= Adam Muchtin =

Slovak Catholic priest (1908–1994)

Adam Muchtin (Velké Rovné near Žilina, December 4, 1908 – Trsat, August 21, 1994), was a Slovak Catholic priest, painter, and translator, and a professor of church art at the Theological Faculty in Rijeka.

== Early life and education ==
He was born in Velké Rovné, where his father Adam (1880) and mother Veronika (1879) were also from, and was baptized on the same day as his birth in the local parish church of St. Michael. In 1910, the family moved to Croatia and settled in Trsat, where his father opened a tin and wire workshop that survived even after the decline of the cable car industry at the end of World War I. Adam's older brother Josip died as a child in Slovakia, and his younger sister Marija was born in 1911 in Trsat. With the outbreak of World War I, his father was conscripted and served on several fronts. Despite being captured by the Russians, he returned to Trsat after the war. During the war, his mother often traveled to Ogulin and Karlovac, where she sold agricultural products at the Sušak market. From 1915 to 1919, Adam attended primary school in Trsat, then attended the Sušak Real Gymnasium (1919–1923) and the Commercial Academy, graduating in 1937. After graduation, he was admitted to the seminary and studied theology at the Theological Faculty in Zagreb (1927–1931).

== Priesthood ==
He was ordained a deacon by the auxiliary bishop of Zagreb Dominik Premuš in the Zagreb Cathedral on March 1, 1931, and later the same year, on June 29, he was ordained a priest by Archbishop Antun Bauer. He celebrated his first Mass at the Church of Our Lady on Trsat on July 5. His priestly ministry began in Senj, where he taught at the women's vocational school.

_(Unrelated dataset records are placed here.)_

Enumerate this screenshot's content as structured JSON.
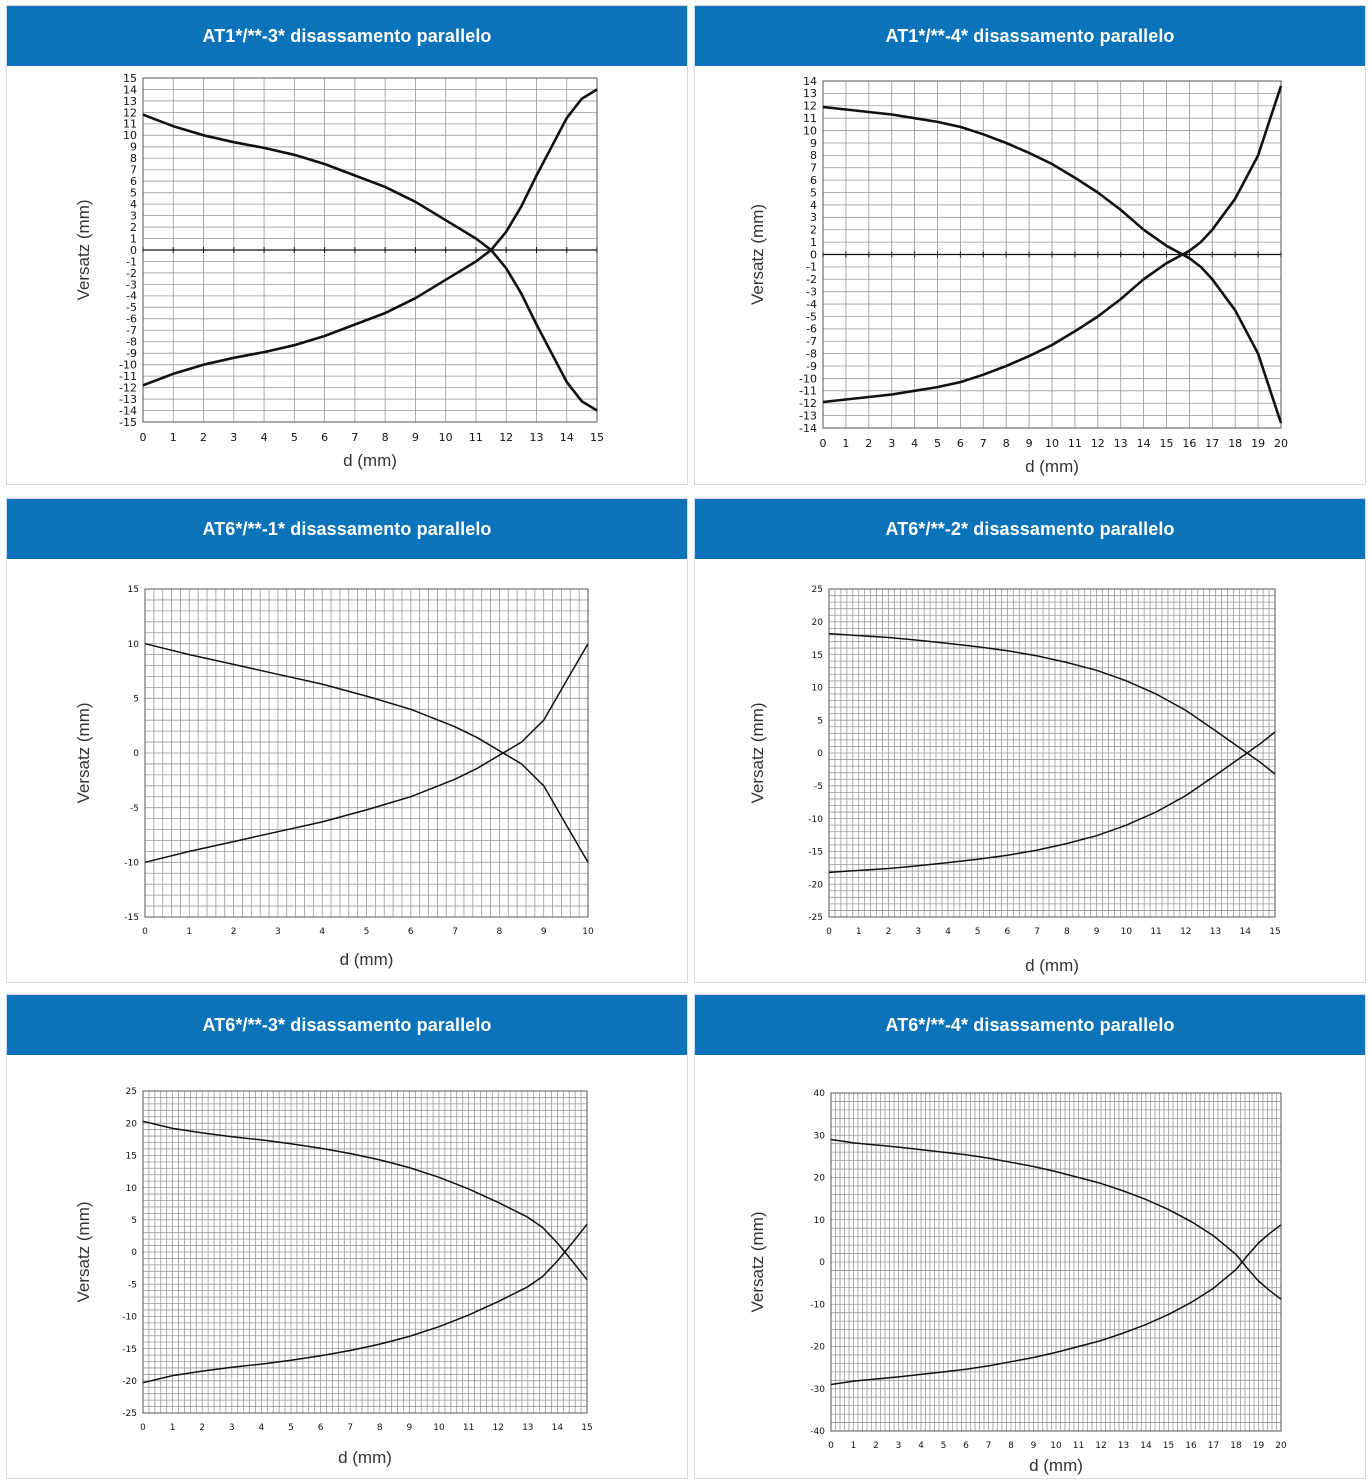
{
  "theme": {
    "header_color": "#0b73b9",
    "grid_color": "#9a9a9a",
    "curve_color": "#111111"
  },
  "chart_data": [
    {
      "type": "line",
      "title": "AT1*/**-3* disassamento parallelo",
      "xlabel": "d (mm)",
      "ylabel": "Versatz (mm)",
      "xlim": [
        0,
        15
      ],
      "ylim": [
        -15,
        15
      ],
      "x_ticks": [
        0,
        1,
        2,
        3,
        4,
        5,
        6,
        7,
        8,
        9,
        10,
        11,
        12,
        13,
        14,
        15
      ],
      "y_ticks": [
        15,
        14,
        13,
        12,
        11,
        10,
        9,
        8,
        7,
        6,
        5,
        4,
        3,
        2,
        1,
        0,
        -1,
        -2,
        -3,
        -4,
        -5,
        -6,
        -7,
        -8,
        -9,
        -10,
        -11,
        -12,
        -13,
        -14,
        -15
      ],
      "grid": "on",
      "zero_line": true,
      "series": [
        {
          "x": [
            0,
            1,
            2,
            3,
            4,
            5,
            6,
            7,
            8,
            9,
            10,
            11,
            11.5,
            12,
            12.5,
            13,
            13.5,
            14,
            14.5,
            15
          ],
          "values": [
            11.8,
            10.8,
            10.0,
            9.4,
            8.9,
            8.3,
            7.5,
            6.5,
            5.5,
            4.2,
            2.6,
            1.0,
            0.0,
            -1.6,
            -3.8,
            -6.5,
            -9.0,
            -11.5,
            -13.2,
            -14.0
          ]
        },
        {
          "x": [
            0,
            1,
            2,
            3,
            4,
            5,
            6,
            7,
            8,
            9,
            10,
            11,
            11.5,
            12,
            12.5,
            13,
            13.5,
            14,
            14.5,
            15
          ],
          "values": [
            -11.8,
            -10.8,
            -10.0,
            -9.4,
            -8.9,
            -8.3,
            -7.5,
            -6.5,
            -5.5,
            -4.2,
            -2.6,
            -1.0,
            0.0,
            1.6,
            3.8,
            6.5,
            9.0,
            11.5,
            13.2,
            14.0
          ]
        }
      ]
    },
    {
      "type": "line",
      "title": "AT1*/**-4* disassamento parallelo",
      "xlabel": "d (mm)",
      "ylabel": "Versatz (mm)",
      "xlim": [
        0,
        20
      ],
      "ylim": [
        -14,
        14
      ],
      "x_ticks": [
        0,
        1,
        2,
        3,
        4,
        5,
        6,
        7,
        8,
        9,
        10,
        11,
        12,
        13,
        14,
        15,
        16,
        17,
        18,
        19,
        20
      ],
      "y_ticks": [
        14,
        13,
        12,
        11,
        10,
        9,
        8,
        7,
        6,
        5,
        4,
        3,
        2,
        1,
        0,
        -1,
        -2,
        -3,
        -4,
        -5,
        -6,
        -7,
        -8,
        -9,
        -10,
        -11,
        -12,
        -13,
        -14
      ],
      "grid": "on",
      "zero_line": true,
      "series": [
        {
          "x": [
            0,
            1,
            2,
            3,
            4,
            5,
            6,
            7,
            8,
            9,
            10,
            11,
            12,
            13,
            14,
            15,
            16,
            16.5,
            17,
            18,
            19,
            19.5,
            20
          ],
          "values": [
            11.9,
            11.7,
            11.5,
            11.3,
            11.0,
            10.7,
            10.3,
            9.7,
            9.0,
            8.2,
            7.3,
            6.2,
            5.0,
            3.6,
            2.0,
            0.7,
            -0.3,
            -1.0,
            -2.0,
            -4.5,
            -8.0,
            -10.8,
            -13.6
          ]
        },
        {
          "x": [
            0,
            1,
            2,
            3,
            4,
            5,
            6,
            7,
            8,
            9,
            10,
            11,
            12,
            13,
            14,
            15,
            16,
            16.5,
            17,
            18,
            19,
            19.5,
            20
          ],
          "values": [
            -11.9,
            -11.7,
            -11.5,
            -11.3,
            -11.0,
            -10.7,
            -10.3,
            -9.7,
            -9.0,
            -8.2,
            -7.3,
            -6.2,
            -5.0,
            -3.6,
            -2.0,
            -0.7,
            0.3,
            1.0,
            2.0,
            4.5,
            8.0,
            10.8,
            13.6
          ]
        }
      ]
    },
    {
      "type": "line",
      "title": "AT6*/**-1* disassamento parallelo",
      "xlabel": "d (mm)",
      "ylabel": "Versatz (mm)",
      "xlim": [
        0,
        10
      ],
      "ylim": [
        -15,
        15
      ],
      "x_ticks": [
        0,
        1,
        2,
        3,
        4,
        5,
        6,
        7,
        8,
        9,
        10
      ],
      "y_ticks": [
        15,
        10,
        5,
        0,
        -5,
        -10,
        -15
      ],
      "grid": "on",
      "zero_line": false,
      "series": [
        {
          "x": [
            0,
            1,
            2,
            3,
            4,
            5,
            6,
            7,
            7.5,
            8,
            8.5,
            9,
            9.5,
            10
          ],
          "values": [
            10,
            9.0,
            8.1,
            7.2,
            6.3,
            5.2,
            4.0,
            2.4,
            1.4,
            0.2,
            -1.0,
            -3.0,
            -6.5,
            -10
          ]
        },
        {
          "x": [
            0,
            1,
            2,
            3,
            4,
            5,
            6,
            7,
            7.5,
            8,
            8.5,
            9,
            9.5,
            10
          ],
          "values": [
            -10,
            -9.0,
            -8.1,
            -7.2,
            -6.3,
            -5.2,
            -4.0,
            -2.4,
            -1.4,
            -0.2,
            1.0,
            3.0,
            6.5,
            10
          ]
        }
      ]
    },
    {
      "type": "line",
      "title": "AT6*/**-2* disassamento parallelo",
      "xlabel": "d (mm)",
      "ylabel": "Versatz (mm)",
      "xlim": [
        0,
        15
      ],
      "ylim": [
        -25,
        25
      ],
      "x_ticks": [
        0,
        1,
        2,
        3,
        4,
        5,
        6,
        7,
        8,
        9,
        10,
        11,
        12,
        13,
        14,
        15
      ],
      "y_ticks": [
        25,
        20,
        15,
        10,
        5,
        0,
        -5,
        -10,
        -15,
        -20,
        -25
      ],
      "grid": "on",
      "zero_line": false,
      "series": [
        {
          "x": [
            0,
            1,
            2,
            3,
            4,
            5,
            6,
            7,
            8,
            9,
            10,
            11,
            12,
            13,
            13.5,
            14,
            14.5,
            15
          ],
          "values": [
            18.2,
            17.9,
            17.6,
            17.2,
            16.7,
            16.2,
            15.6,
            14.8,
            13.8,
            12.6,
            11.0,
            9.0,
            6.5,
            3.4,
            1.8,
            0.2,
            -1.4,
            -3.2
          ]
        },
        {
          "x": [
            0,
            1,
            2,
            3,
            4,
            5,
            6,
            7,
            8,
            9,
            10,
            11,
            12,
            13,
            13.5,
            14,
            14.5,
            15
          ],
          "values": [
            -18.2,
            -17.9,
            -17.6,
            -17.2,
            -16.7,
            -16.2,
            -15.6,
            -14.8,
            -13.8,
            -12.6,
            -11.0,
            -9.0,
            -6.5,
            -3.4,
            -1.8,
            -0.2,
            1.4,
            3.2
          ]
        }
      ]
    },
    {
      "type": "line",
      "title": "AT6*/**-3* disassamento parallelo",
      "xlabel": "d (mm)",
      "ylabel": "Versatz (mm)",
      "xlim": [
        0,
        15
      ],
      "ylim": [
        -25,
        25
      ],
      "x_ticks": [
        0,
        1,
        2,
        3,
        4,
        5,
        6,
        7,
        8,
        9,
        10,
        11,
        12,
        13,
        14,
        15
      ],
      "y_ticks": [
        25,
        20,
        15,
        10,
        5,
        0,
        -5,
        -10,
        -15,
        -20,
        -25
      ],
      "grid": "on",
      "zero_line": false,
      "series": [
        {
          "x": [
            0,
            1,
            2,
            3,
            4,
            5,
            6,
            7,
            8,
            9,
            10,
            11,
            12,
            13,
            13.5,
            14,
            14.5,
            15
          ],
          "values": [
            20.3,
            19.2,
            18.5,
            17.9,
            17.4,
            16.8,
            16.1,
            15.3,
            14.3,
            13.1,
            11.6,
            9.8,
            7.7,
            5.4,
            3.8,
            1.4,
            -1.4,
            -4.3
          ]
        },
        {
          "x": [
            0,
            1,
            2,
            3,
            4,
            5,
            6,
            7,
            8,
            9,
            10,
            11,
            12,
            13,
            13.5,
            14,
            14.5,
            15
          ],
          "values": [
            -20.3,
            -19.2,
            -18.5,
            -17.9,
            -17.4,
            -16.8,
            -16.1,
            -15.3,
            -14.3,
            -13.1,
            -11.6,
            -9.8,
            -7.7,
            -5.4,
            -3.8,
            -1.4,
            1.4,
            4.3
          ]
        }
      ]
    },
    {
      "type": "line",
      "title": "AT6*/**-4* disassamento parallelo",
      "xlabel": "d (mm)",
      "ylabel": "Versatz (mm)",
      "xlim": [
        0,
        20
      ],
      "ylim": [
        -40,
        40
      ],
      "x_ticks": [
        0,
        1,
        2,
        3,
        4,
        5,
        6,
        7,
        8,
        9,
        10,
        11,
        12,
        13,
        14,
        15,
        16,
        17,
        18,
        19,
        20
      ],
      "y_ticks": [
        40,
        30,
        20,
        10,
        0,
        -10,
        -20,
        -30,
        -40
      ],
      "grid": "on",
      "zero_line": false,
      "series": [
        {
          "x": [
            0,
            1,
            2,
            3,
            4,
            5,
            6,
            7,
            8,
            9,
            10,
            11,
            12,
            13,
            14,
            15,
            16,
            17,
            18,
            18.5,
            19,
            19.5,
            20
          ],
          "values": [
            29,
            28.2,
            27.7,
            27.2,
            26.6,
            26.0,
            25.4,
            24.6,
            23.6,
            22.6,
            21.4,
            20.0,
            18.6,
            16.8,
            14.8,
            12.4,
            9.6,
            6.2,
            1.8,
            -1.5,
            -4.5,
            -6.8,
            -8.8
          ]
        },
        {
          "x": [
            0,
            1,
            2,
            3,
            4,
            5,
            6,
            7,
            8,
            9,
            10,
            11,
            12,
            13,
            14,
            15,
            16,
            17,
            18,
            18.5,
            19,
            19.5,
            20
          ],
          "values": [
            -29,
            -28.2,
            -27.7,
            -27.2,
            -26.6,
            -26.0,
            -25.4,
            -24.6,
            -23.6,
            -22.6,
            -21.4,
            -20.0,
            -18.6,
            -16.8,
            -14.8,
            -12.4,
            -9.6,
            -6.2,
            -1.8,
            1.5,
            4.5,
            6.8,
            8.8
          ]
        }
      ]
    }
  ]
}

In May 1932, his younger sister died of tuberculosis. Two weeks before her death, he was appointed chaplain of the Banovina Hospital in Sušak, and he also taught religion at the primary school in Vežica and the women's primary school in Sušak.

In March 1935, he was appointed chaplain of the Crusader Brotherhood. Muchtin was the owner of the Sušak Catholic weekly Istina, which was edited by Don Josip Blažina (1938–1941). The paper was aligned with the Croatian Catholic Movement.

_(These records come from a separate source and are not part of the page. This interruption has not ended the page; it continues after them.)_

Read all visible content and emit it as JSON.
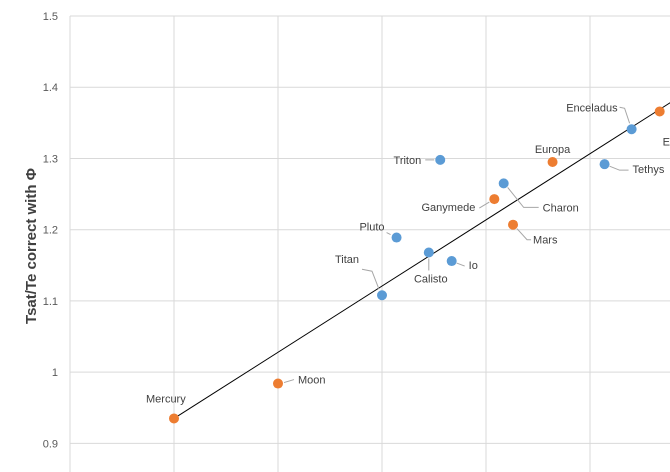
{
  "chart_data": {
    "type": "scatter",
    "ylabel": "Tsat/Te correct with Φ",
    "ylim": [
      0.85,
      1.5
    ],
    "y_ticks": [
      "0.9",
      "1",
      "1.1",
      "1.2",
      "1.3",
      "1.4",
      "1.5"
    ],
    "grid": true,
    "colors": {
      "blue": "#5b9bd5",
      "orange": "#ed7d31",
      "line": "#000000",
      "grid": "#d9d9d9"
    },
    "points": [
      {
        "label": "Mercury",
        "x": 1.0,
        "y": 0.935,
        "color": "orange"
      },
      {
        "label": "Moon",
        "x": 2.0,
        "y": 0.984,
        "color": "orange"
      },
      {
        "label": "Titan",
        "x": 3.0,
        "y": 1.108,
        "color": "blue"
      },
      {
        "label": "Pluto",
        "x": 3.14,
        "y": 1.189,
        "color": "blue"
      },
      {
        "label": "Calisto",
        "x": 3.45,
        "y": 1.168,
        "color": "blue"
      },
      {
        "label": "Io",
        "x": 3.67,
        "y": 1.156,
        "color": "blue"
      },
      {
        "label": "Triton",
        "x": 3.56,
        "y": 1.298,
        "color": "blue"
      },
      {
        "label": "Ganymede",
        "x": 4.08,
        "y": 1.243,
        "color": "orange"
      },
      {
        "label": "Charon",
        "x": 4.17,
        "y": 1.265,
        "color": "blue"
      },
      {
        "label": "Mars",
        "x": 4.26,
        "y": 1.207,
        "color": "orange"
      },
      {
        "label": "Europa",
        "x": 4.64,
        "y": 1.295,
        "color": "orange"
      },
      {
        "label": "Tethys",
        "x": 5.14,
        "y": 1.292,
        "color": "blue"
      },
      {
        "label": "Enceladus",
        "x": 5.4,
        "y": 1.341,
        "color": "blue"
      },
      {
        "label": "E",
        "x": 5.67,
        "y": 1.366,
        "color": "orange"
      }
    ],
    "trendline": {
      "from": [
        1.0,
        0.935
      ],
      "to": [
        5.8,
        1.381
      ]
    }
  }
}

To expand Sušak, Don Adam Muchtin initiated the construction of the Church of St. Thérèse of Lisieux and blessed the foundation stone on Easter Monday 1940. The work was completed in September 1942. According to the painter Carmino Butković-Visintini, he enriched the sanctuary with a mural of Saint Thérèse of Lisieux, installed a harmonium, and encouraged the development of choir and organ music. To acquire organs for the Vežica church, he sold part of his family house in Trsat in 1964. The organs were built by Jenka according to the specifications of Albe Vidaković. From 1971 to 1983, he was the parish priest of the St. George Parish in Trsat.

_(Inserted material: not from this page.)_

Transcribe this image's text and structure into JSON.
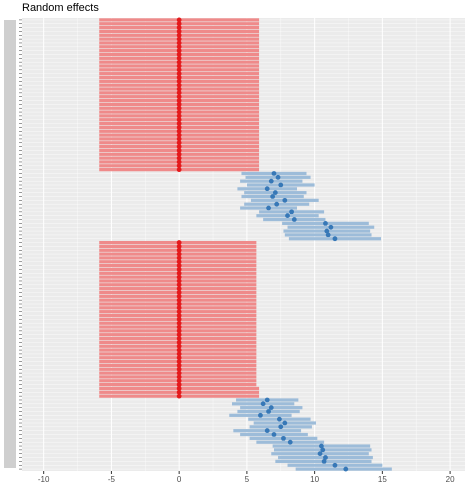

In August 1993, he was diagnosed with a tumor on the right side of his lung. He was hospitalized again a year later due to exhaustion. He died on August 21, 1994, in the Sušak Hospital. His funeral at the Trsat Cemetery was conducted by Archbishop Msgr. Anton Tamarut in the presence of a large congregation. On the Feast of St. Joseph in 2013, his remains and those of his family were moved to the Parish Church of St. Thérèse of Lisieux in Podvežica.

== Legacy ==
For the parish church in Podvežica, he painted a picture of the Blessed Virgin Mary, Saint Joseph, an altar painting of St. Thérèse of Lisieux, and a painting of St. Thérèse of Lisieux as a sacristan. For the church in Bakarac, he created altarpieces of the Holy Family and St. Thérèse of Lisieux. In the Sanctuary of Our Lady of Gorica on the island of Krk, there are fourteen paintings of the Stations of the Cross by Muchtin. He translated the book Christ and Modern Man by Andrej Kliman from Slovak, and several educational and spiritual articles, the Italian book The Life of Saint Louise de Marillac by Angelo Troisio, probably for the Sisters of Charity with whom he worked at the Banovina Hospital in Sušak, and the Slovene book Church Art by Franc Stele. He also translated the play The Sacrifice of the Confession Secret by Josip Spillmann for the Crusader Brotherhood in Sušak. Other translations, from various foreign languages, were related to his work as a professor of church art at the Theological Faculty in Rijeka and several authored manuscripts: Critique of Art, Stone, Wood, Metal, and Color, History of Christian Art, and Church Equipment. He was also the author of a number of lectures, homilies, and several parish memorials. He published journalistic works in the weekly Istina and the monthly Zvona, and also dabbled in landscape and urban photography.